With the global population set to reach over 9.5 billion by the middle of this century, it is vital that modern large-scale data analysis techniques are put to use to help ensure that land is farmed in the most efficient way possible. Using the insights gained from data will also play a vital role in mitigating the effects of climate change on the global supply of food.

'Data Intensive Techniques to Boost the Real-Time Performance of Global Agricultural Data Infrastructures', or SemaGrow, is a research project that aims to introduce agricultural researchers to technologies around big data.

As more and more data is published online, exciting new opportunities are arising to create added value by combining and cross-indexing heterogeneous datasets at a large scale. To make the most out of these opportunities, agricultural researchers need access to infrastructure that is not only efficient, responsive, and scalable, but which is also sufficiently flexible and robust to welcome data in a wide variety offorms. The SemaGrow project seeks to develop the scalable, efficient, and robust data services needed to take full advantage of modern data-intensive inter-disciplinary science and to reshape the way that data analysis techniques are applied to the heterogeneous data cloud.

Farming the data

The SemaGrow project, which is funded through the European Commission's Seventh Framework Programme (FP7), carries out fundamental research to develop a technology stack for querying and combining big agri-food datasets in a linked open-data environment. The basis of the SemaGrow stack is the federation of SPARQL endpoints. We have developed algorithms to combine these and enable customization at the infrastructure layer, which improves service performance over the grid.

The SemaGrow services and tools are organized around three use cases testing different aspects of the technology:

  • In close collaboration with the Trees4Future project, the first use case is for heterogeneous data collections and streams supporting agricultural and forestry-modeling research.
  • The second focuses on 'reactive data analysis' and is designed to support user needs of the AGRIS bibliographic network of the Food and Agriculture Organization of the United Nations in finding complete and accurate data for compiling reports from fragmented information sources.
  • Finally, building on top of Agro-Know's Agriculture Discovery Space, we showcase reactive resource discovery with the real-time discovery of relevant multimedia resources to support the creation of agricultural educational activities.

More specifically, with the support of SemaGrow's semantic search tools, Agro-Know (a fast-growing SME with a clear focus on knowledge-intensive technology innovation for agriculture, food, and biodiversity) has enhanced its data platform and has created a demonstrator to showcase the ability of Reactive Resource Discovery. The SemaGrow improvements are reflected both at the layer of the APIs that the Agro-Know data platform is exposing and at the layer of the front-end discovery application where diverse data sources - with specialized educational and research content - can be easily searched, accessed, and interlinked.
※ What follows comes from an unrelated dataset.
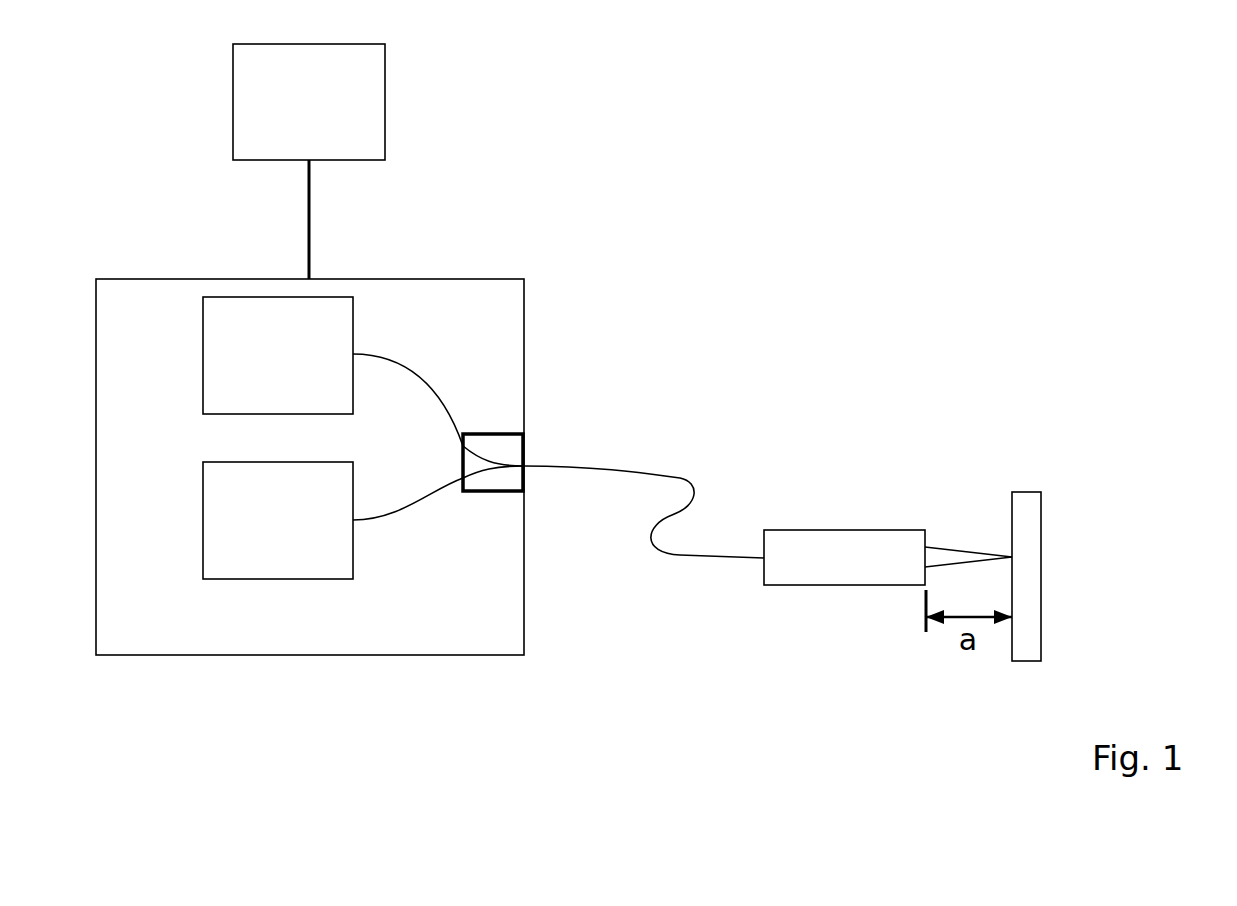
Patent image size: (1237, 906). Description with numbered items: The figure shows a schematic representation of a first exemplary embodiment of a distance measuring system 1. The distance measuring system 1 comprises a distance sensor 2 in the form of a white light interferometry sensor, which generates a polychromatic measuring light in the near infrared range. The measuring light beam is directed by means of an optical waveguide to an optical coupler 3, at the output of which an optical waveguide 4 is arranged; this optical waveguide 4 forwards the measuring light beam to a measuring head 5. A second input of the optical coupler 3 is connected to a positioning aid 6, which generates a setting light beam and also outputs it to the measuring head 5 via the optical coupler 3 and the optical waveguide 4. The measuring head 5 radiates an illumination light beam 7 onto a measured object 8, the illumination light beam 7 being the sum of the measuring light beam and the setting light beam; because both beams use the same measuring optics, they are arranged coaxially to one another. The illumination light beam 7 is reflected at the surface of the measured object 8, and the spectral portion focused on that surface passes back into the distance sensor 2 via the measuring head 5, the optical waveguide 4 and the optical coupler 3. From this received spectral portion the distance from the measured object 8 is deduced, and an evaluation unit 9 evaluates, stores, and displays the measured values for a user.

The Agro-Know data platform has also been enhanced to make it more robust and increase automation of processes.

SemaGrow technologies

With the SemaGrow project now in its third and final year, the key technologies have now been developed and integrated into a number of 'demonstrators'. The Agricultural Discovery Space (ADS) demonstrator, for instance, has been designed - based on requirements collected from stakeholders within the Global Food Safety Partnership (GFSP) network - to test and evaluate the SemaGrow project outcomes in a real usage scenario (see diagram). It provides an interface for querying and browsing multiple data sources. Over the coming months, the SemaGrow demonstrators will be further enhanced and tested with stakeholders from across the agricultural, food, environmental, and biodiversity science spectrum.

The SemaGrow technology was also recently demonstrated at the GODAN (Global Open Data for Agriculture and Nutrition 2015 meeting, which took place in Wageningen, the Netherlands, in January. A hackathon event, entitled 'Future Food Hack', was also collocated with the GODAN 2015 meeting. Two of the hackathon challenges made use of the SemaGrow SPARQL endpoints and stack APIs.